[Next] [Previous] [Top] [Copyright] [Books About Ethernet]

Quick Reference Guide to Auto-Negotiation

13.3 Full Duplex Ethernet Links

The Auto-Negotiation protocol provides for the entire range of twisted-pair Ethernet segments, as well as full duplex Ethernet links. Full duplex Ethernet is a variant of Ethernet technology that is currently being standardized by the IEEE. In the absence of an official standard, the rules for a full duplex link length may vary depending on the vendor in question. Until the standard is complete and vendors are building equipment based on it, you cannot assume that full duplex equipment from one vendor will correctly interoperate with another vendor's equipment. Despite the lack of a standard, full duplex operation is briefly described here since you may find it in use in Auto-Negotiation hubs and interfaces.

Full duplex operation is quite simple compared to normal Ethernet, and devices at each end of a full duplex link can send and receive data simultaneously over the link. One advantage of this approach is that the full duplex link can theoretically provide twice the bandwidth of normal (half duplex) Ethernet. The full duplex mode of operation requires that each end of the link only connects to a single device, such as a workstation or a switched hub port.

Since there are only two devices on a full duplex link, the link is not attempting to create a shared Ethernet channel capable of supporting multiple devices.
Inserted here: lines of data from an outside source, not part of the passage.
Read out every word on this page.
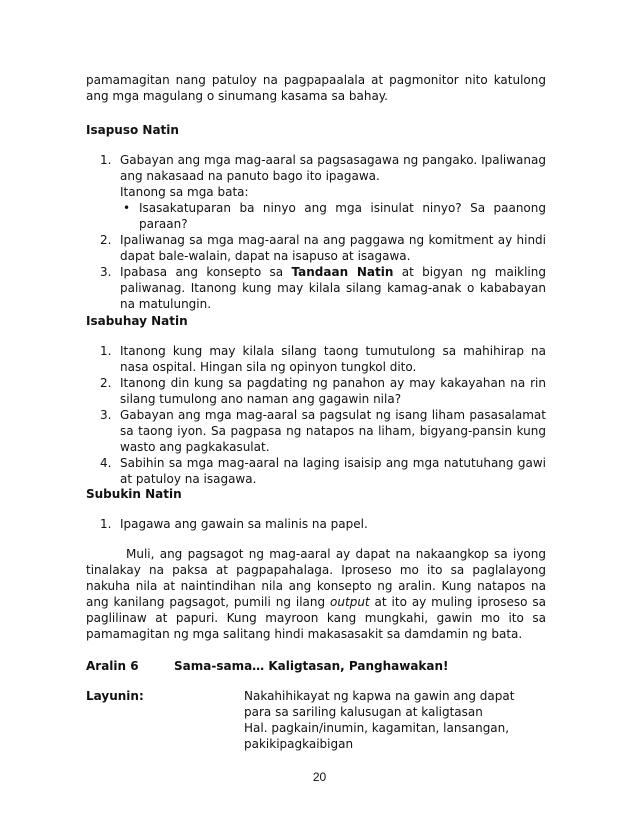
pamamagitan nang patuloy na pagpapaalala at pagmonitor nito katulong ang mga magulang o sinumang kasama sa bahay.

Isapuso Natin

1. Gabayan ang mga mag-aaral sa pagsasagawa ng pangako. Ipaliwanag ang nakasaad na panuto bago ito ipagawa.
Itanong sa mga bata:
• Isasakatuparan ba ninyo ang mga isinulat ninyo? Sa paanong paraan?
2. Ipaliwanag sa mga mag-aaral na ang paggawa ng komitment ay hindi dapat bale-walain, dapat na isapuso at isagawa.
3. Ipabasa ang konsepto sa Tandaan Natin at bigyan ng maikling paliwanag. Itanong kung may kilala silang kamag-anak o kababayan na matulungin.

Isabuhay Natin

1. Itanong kung may kilala silang taong tumutulong sa mahihirap na nasa ospital. Hingan sila ng opinyon tungkol dito.
2. Itanong din kung sa pagdating ng panahon ay may kakayahan na rin silang tumulong ano naman ang gagawin nila?
3. Gabayan ang mga mag-aaral sa pagsulat ng isang liham pasasalamat sa taong iyon. Sa pagpasa ng natapos na liham, bigyang-pansin kung wasto ang pagkakasulat.
4. Sabihin sa mga mag-aaral na laging isaisip ang mga natutuhang gawi at patuloy na isagawa.

Subukin Natin

1. Ipagawa ang gawain sa malinis na papel.

Muli, ang pagsagot ng mag-aaral ay dapat na nakaangkop sa iyong tinalakay na paksa at pagpapahalaga. Iproseso mo ito sa paglalayong nakuha nila at naintindihan nila ang konsepto ng aralin. Kung natapos na ang kanilang pagsagot, pumili ng ilang output at ito ay muling iproseso sa paglilinaw at papuri. Kung mayroon kang mungkahi, gawin mo ito sa pamamagitan ng mga salitang hindi makasasakit sa damdamin ng bata.

Aralin 6	Sama-sama… Kaligtasan, Panghawakan!
Layunin:	Nakahihikayat ng kapwa na gawin ang dapat
para sa sariling kalusugan at kaligtasan
Hal. pagkain/inumin, kagamitan, lansangan,
pakikipagkaibigan
20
Therefore, there is no need to adhere to the original Ethernet medium access control system. With no need to use the medium access control mechanism to share the signal channel with multiple stations, a device at the end of a full duplex Ethernet link does not have to listen for other transmissions or for collisions when sending data.

The 10BASE-T, 100BASE-TX, and 100BASE-FX signalling systems can support full duplex operation, since they have transmit and receive signal paths that can be simultaneously active. Another advantage is that full duplex fiber optic links can be much longer than the specifications for a normal 100BASE-FX segment allow. That's because the lack of any requirement to adhere to the round trip timing of a collision domain allows the fiber link to be as long as the optical loss budget permits. For that reason, a full duplex version of the 100-Mbps fiber link typically provides a segment length of around two kilometers.